Frequently Asked Questions

This section is designed to allow stakeholders easy access to all Frequently Asked Questions about student privacy.  All of the questions contained on this page have been tagged for easy browsing by either topic or audience.  This section is regularly updated as new questions are received.  You may also search the FAQs by using the search box on the top right of the page.

In the case of a divorce, do both parents have rights under FERPA?

Generally, yes.  Unless a school is provided with evidence that there is a court order, state law, or other legally binding document relating to such matters as divorce, separation, or custody that specifically provides to the contrary, FERPA gives custodial and noncustodial parents alike certain rights with respect to their children’s education records. A school may ask for legal certification denoting parenthood, such as a birth certificate or court order, from the parent requesting access.

Source: 34 CFR § 99.4

Is prior written consent of the parent or eligible student required to disclose information to community-based organizations?

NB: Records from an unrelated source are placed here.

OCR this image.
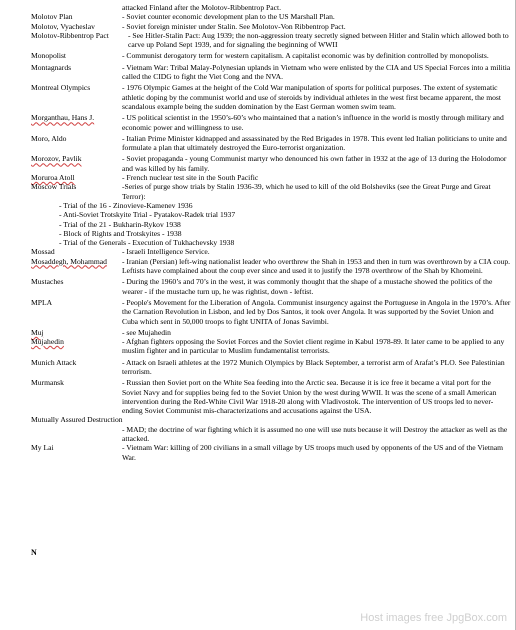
attacked Finland after the Molotov-Ribbentrop Pact.
Molotov Plan	- Soviet counter economic development plan to the US Marshall Plan.
Molotov, Vyacheslav	- Soviet foreign minister under Stalin. See Molotov-Von Ribbentrop Pact.
Molotov-Ribbentrop Pact	- See Hitler-Stalin Pact: Aug 1939; the non-aggression treaty secretly signed between Hitler and Stalin which allowed both to carve up Poland Sept 1939, and for signaling the beginning of WWII
Monopolist	- Communist derogatory term for western capitalism. A capitalist economic was by definition controlled by monopolists.
Montagnards	- Vietnam War: Tribal Malay-Polynesian uplands in Vietnam who were enlisted by the CIA and US Special Forces into a militia called the CIDG to fight the Viet Cong and the NVA.
Montreal Olympics	- 1976 Olympic Games at the height of the Cold War manipulation of sports for political purposes. The extent of systematic athletic doping by the communist world and use of steroids by individual athletes in the west first became apparent, the most scandalous example being the sudden domination by the East German women swim team.
Morganthau, Hans J.	- US political scientist in the 1950’s-60’s who maintained that a nation’s influence in the world is mostly through military and economic power and willingness to use.
Moro, Aldo	- Italian Prime Minister kidnapped and assassinated by the Red Brigades in 1978. This event led Italian politicians to unite and formulate a plan that ultimately destroyed the Euro-terrorist organization.
Morozov, Pavlik	- Soviet propaganda - young Communist martyr who denounced his own father in 1932 at the age of 13 during the Holodomor and was killed by his family.
Moruroa Atoll	- French nuclear test site in the South Pacific
Moscow Trials	-Series of purge show trials by Stalin 1936-39, which he used to kill of the old Bolsheviks (see the Great Purge and Great Terror):
- Trial of the 16 - Zinovieve-Kamenev 1936
- Anti-Soviet Trotskyite Trial - Pyatakov-Radek trial 1937
- Trial of the 21 - Bukharin-Rykov 1938
- Block of Rights and Trotskyites - 1938
- Trial of the Generals - Execution of Tukhachevsky 1938
Mossad	- Israeli Intelligence Service.
Mosaddegh, Mohammad - Iranian (Persian) left-wing nationalist leader who overthrew the Shah in 1953 and then in turn was overthrown by a CIA coup. Leftists have complained about the coup ever since and used it to justify the 1978 overthrow of the Shah by Khomeini.
Mustaches	- During the 1960’s and 70’s in the west, it was commonly thought that the shape of a mustache showed the politics of the wearer - if the mustache turn up, he was rightist, down - leftist.
MPLA	- People's Movement for the Liberation of Angola. Communist insurgency against the Portuguese in Angola in the 1970’s. After the Carnation Revolution in Lisbon, and led by Dos Santos, it took over Angola. It was supported by the Soviet Union and Cuba which sent in 50,000 troops to fight UNITA of Jonas Savimbi.
Muj	- see Mujahedin
Mujahedin	- Afghan fighters opposing the Soviet Forces and the Soviet client regime in Kabul 1978-89. It later came to be applied to any muslim fighter and in particular to Muslim fundamentalist terrorists.
Munich Attack	- Attack on Israeli athletes at the 1972 Munich Olympics by Black September, a terrorist arm of Arafat’s PLO. See Palestinian terrorism.
Murmansk	- Russian then Soviet port on the White Sea feeding into the Arctic sea. Because it is ice free it became a vital port for the Soviet Navy and for supplies being fed to the Soviet Union by the west during WWII. It was the scene of a small American intervention during the Red-White Civil War 1918-20 along with Vladivostok. The intervention of US troops led to never-ending Soviet Communist mis-characterizations and accusations against the USA.
Mutually Assured Destruction
- MAD; the doctrine of war fighting which it is assumed no one will use nuts because it will Destroy the attacker as well as the attacked.
My Lai	- Vietnam War: killing of 200 civilians in a small village by US troops much used by opponents of the US and of the Vietnam War.
N
Host images free JpgBox.com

In most cases, yes.  Written consent is generally required before personally identifiable information (PII) from students’ education records may be disclosed to community-based organizations.  Except as set forth in § 99.31 of the regulations and in the statutory exceptions to consent at 20 U.S.C. 1232g, FERPA requires written consent from parents or eligible students before PII from education records are disclosed (34 CFR § 99.30).  For activities that do not fit within the statutory exceptions to consent, we recommend that schools, local educational agencies (LEAs), and/or community-based organizations build written consent into the registration process so that when parents sign students up for services offered by a community-based organization, the organization obtains the consent needed to access those education records of the student that will be needed to provide its services to that student.  

May a Child Welfare Agency (CWA) or tribal organization redisclose personally identifiable information (PII) from education records to other individuals or entities?

In some cases, FERPA does permit a CWA or tribal organization to redisclose PII from education records for a limited purpose.  Specifically, it provides that redisclosures may only be made to an individual or entity “engaged in addressing the student’s education needs” and authorized by such agency or organization to receive such disclosure and such disclosure must be consistent with the state or tribal laws applicable to protecting the confidentiality of a student’s education records.  20 U.S.C. § 1232g(b)(1)(L).

May a Child Welfare Agency (CWA) or tribal organization that receives personally identifiable information (PII) from education records through the exception in FERPA use the PII for purposes other than addressing the education needs of the child?

No.  FERPA is clear that the PII from education records disclosed to the CWA or tribal organization under the 2013 exception to FERPA must only be used to address the educational needs of children in foster care placement. 

May a postsecondary institution disclose financial aid records without written consent?

FERPA permits institutions to disclose, without consent, personally identifiable information from students’ education records when the disclosure is in connection with a student's application for, or receipt of, financial aid. Disclosures under this exception to consent may be made if the information is necessary for such purposes as to:  (a) determine eligibility for the aid; (b) determine the amount of the aid; (c) determine the conditions for the aid; or (d) enforce the terms and conditions of the aid.

May a postsecondary institution disclose information about a disciplinary proceeding to the victim of a crime of violence or a non-forcible sex offense?

Yes, a postsecondary institution may disclose only the final results of the disciplinary proceeding to a victim of an alleged perpetrator of a crime of violence or a non-forcible sex offense. The institution may disclose to the victim the final results of the disciplinary proceeding regardless of whether the institution concluded a violation was committed.